I believe that what Hapax meant by error accumulation is the error (inaccuracy) caused by std::chrono, which does accumulate when using multiple measurements.
It does not, in this case. Let me explain. What we are looking at is a sequence of time points:
{ t0, t1, ...tk }
where the individual times tn are composed of a fixed 'true' time n * dt (dt being the fixed, unvarying GPU frame time) and an arbitrary small error en, where en is never larger than the maximal measurement error (std::chrono's inaccuracy):
tn = n * dt + en
Now we increase k. We have
tk = k * dt + ek
When we take the average a, we get
a = tk / k
a = dt + ek / k
So, after k measurements, the error of the average is precisely ek / k, which, with large k, approaches 0. There is now way for an error to accumulate in this system, the error only depends on the error of the last measurement, divided by the number of total measurements.
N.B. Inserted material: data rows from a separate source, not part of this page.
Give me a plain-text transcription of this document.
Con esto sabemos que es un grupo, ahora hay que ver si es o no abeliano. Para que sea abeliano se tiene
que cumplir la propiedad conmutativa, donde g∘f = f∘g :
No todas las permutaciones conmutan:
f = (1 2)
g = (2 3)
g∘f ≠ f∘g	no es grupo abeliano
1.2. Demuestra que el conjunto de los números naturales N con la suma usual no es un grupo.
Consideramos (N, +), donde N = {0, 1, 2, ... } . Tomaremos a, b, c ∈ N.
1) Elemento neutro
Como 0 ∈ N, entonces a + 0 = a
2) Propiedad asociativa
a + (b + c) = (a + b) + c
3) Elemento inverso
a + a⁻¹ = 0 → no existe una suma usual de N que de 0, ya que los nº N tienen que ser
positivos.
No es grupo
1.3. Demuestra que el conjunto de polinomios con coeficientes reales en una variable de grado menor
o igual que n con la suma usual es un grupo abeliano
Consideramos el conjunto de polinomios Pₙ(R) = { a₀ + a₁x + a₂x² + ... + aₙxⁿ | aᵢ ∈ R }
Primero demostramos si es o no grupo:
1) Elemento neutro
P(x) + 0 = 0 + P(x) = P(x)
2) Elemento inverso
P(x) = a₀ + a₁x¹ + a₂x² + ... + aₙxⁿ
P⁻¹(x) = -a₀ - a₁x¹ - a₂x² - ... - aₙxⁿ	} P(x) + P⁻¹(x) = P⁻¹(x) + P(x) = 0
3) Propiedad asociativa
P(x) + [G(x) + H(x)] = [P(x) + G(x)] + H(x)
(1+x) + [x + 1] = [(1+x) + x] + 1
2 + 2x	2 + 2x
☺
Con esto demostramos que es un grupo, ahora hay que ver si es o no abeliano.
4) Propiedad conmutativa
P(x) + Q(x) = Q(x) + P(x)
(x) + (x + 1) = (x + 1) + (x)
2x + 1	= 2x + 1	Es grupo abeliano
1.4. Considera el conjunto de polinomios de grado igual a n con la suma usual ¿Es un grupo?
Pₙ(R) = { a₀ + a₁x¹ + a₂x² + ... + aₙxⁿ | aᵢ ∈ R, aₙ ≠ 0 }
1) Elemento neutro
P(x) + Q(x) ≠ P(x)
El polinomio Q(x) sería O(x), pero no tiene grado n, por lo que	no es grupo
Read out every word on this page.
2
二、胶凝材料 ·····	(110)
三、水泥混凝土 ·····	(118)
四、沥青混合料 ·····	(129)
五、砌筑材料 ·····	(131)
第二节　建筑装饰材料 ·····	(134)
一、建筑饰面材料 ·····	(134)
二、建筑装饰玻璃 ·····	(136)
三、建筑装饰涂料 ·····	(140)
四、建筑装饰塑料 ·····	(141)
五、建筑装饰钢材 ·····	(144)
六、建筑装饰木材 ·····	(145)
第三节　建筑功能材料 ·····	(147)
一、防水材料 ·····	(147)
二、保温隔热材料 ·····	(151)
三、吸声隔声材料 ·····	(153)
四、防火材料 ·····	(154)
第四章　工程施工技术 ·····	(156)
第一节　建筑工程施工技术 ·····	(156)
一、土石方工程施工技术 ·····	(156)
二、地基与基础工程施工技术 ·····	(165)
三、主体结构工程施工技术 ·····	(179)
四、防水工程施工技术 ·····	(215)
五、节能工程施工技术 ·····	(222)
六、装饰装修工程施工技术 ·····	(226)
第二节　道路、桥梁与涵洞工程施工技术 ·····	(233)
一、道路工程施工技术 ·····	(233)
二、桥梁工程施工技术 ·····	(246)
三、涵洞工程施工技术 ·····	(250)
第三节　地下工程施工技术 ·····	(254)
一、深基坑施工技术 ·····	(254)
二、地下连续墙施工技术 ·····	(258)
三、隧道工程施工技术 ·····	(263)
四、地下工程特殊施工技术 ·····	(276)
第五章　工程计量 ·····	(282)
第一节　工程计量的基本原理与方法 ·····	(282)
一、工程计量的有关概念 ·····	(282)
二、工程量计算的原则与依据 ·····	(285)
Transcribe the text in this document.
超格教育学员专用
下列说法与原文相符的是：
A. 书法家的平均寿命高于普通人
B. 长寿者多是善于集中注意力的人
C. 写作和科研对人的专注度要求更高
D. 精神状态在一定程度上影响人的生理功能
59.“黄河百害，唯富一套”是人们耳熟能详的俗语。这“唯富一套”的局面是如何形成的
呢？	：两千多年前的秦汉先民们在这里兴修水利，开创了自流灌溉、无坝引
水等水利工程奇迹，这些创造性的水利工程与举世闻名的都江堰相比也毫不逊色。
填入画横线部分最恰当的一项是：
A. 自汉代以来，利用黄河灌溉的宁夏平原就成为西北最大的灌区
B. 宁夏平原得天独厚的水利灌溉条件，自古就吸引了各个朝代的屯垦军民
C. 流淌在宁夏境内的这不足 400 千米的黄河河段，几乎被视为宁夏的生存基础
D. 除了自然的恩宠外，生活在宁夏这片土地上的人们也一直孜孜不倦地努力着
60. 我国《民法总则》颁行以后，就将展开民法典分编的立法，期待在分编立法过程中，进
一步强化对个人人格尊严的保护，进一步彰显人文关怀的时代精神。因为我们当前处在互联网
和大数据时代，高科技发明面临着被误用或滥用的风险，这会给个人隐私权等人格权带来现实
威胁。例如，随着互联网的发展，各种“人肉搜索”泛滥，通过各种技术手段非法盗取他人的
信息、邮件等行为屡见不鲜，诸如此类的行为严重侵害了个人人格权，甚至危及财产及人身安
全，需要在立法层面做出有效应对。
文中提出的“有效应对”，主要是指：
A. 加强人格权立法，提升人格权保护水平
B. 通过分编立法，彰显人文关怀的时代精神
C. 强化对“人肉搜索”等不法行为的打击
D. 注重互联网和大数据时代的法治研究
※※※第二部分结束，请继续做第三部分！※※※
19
I have to eat my words concerning another statement I made, though. I wrote earlier that the average frame time did not come out at 16.6 / 20.0 respectively. This was due to sloppy programming on my part: I stupidly did a std::chrono::duration_cast<std::chrono::milliseconds> on my times, resulting in the value being truncated to an integer millisecond value, which produced the .5 time difference, because my faulty maths sure *did* cumulate. I now changed the code to use std::chrono::duration_cast<std::chrono::microseconds>, assign to float and divide by 1000.0. Lo and behold, the timing is spot on. And it only takes a few frames to stabilize, so 25 is ample for a sample.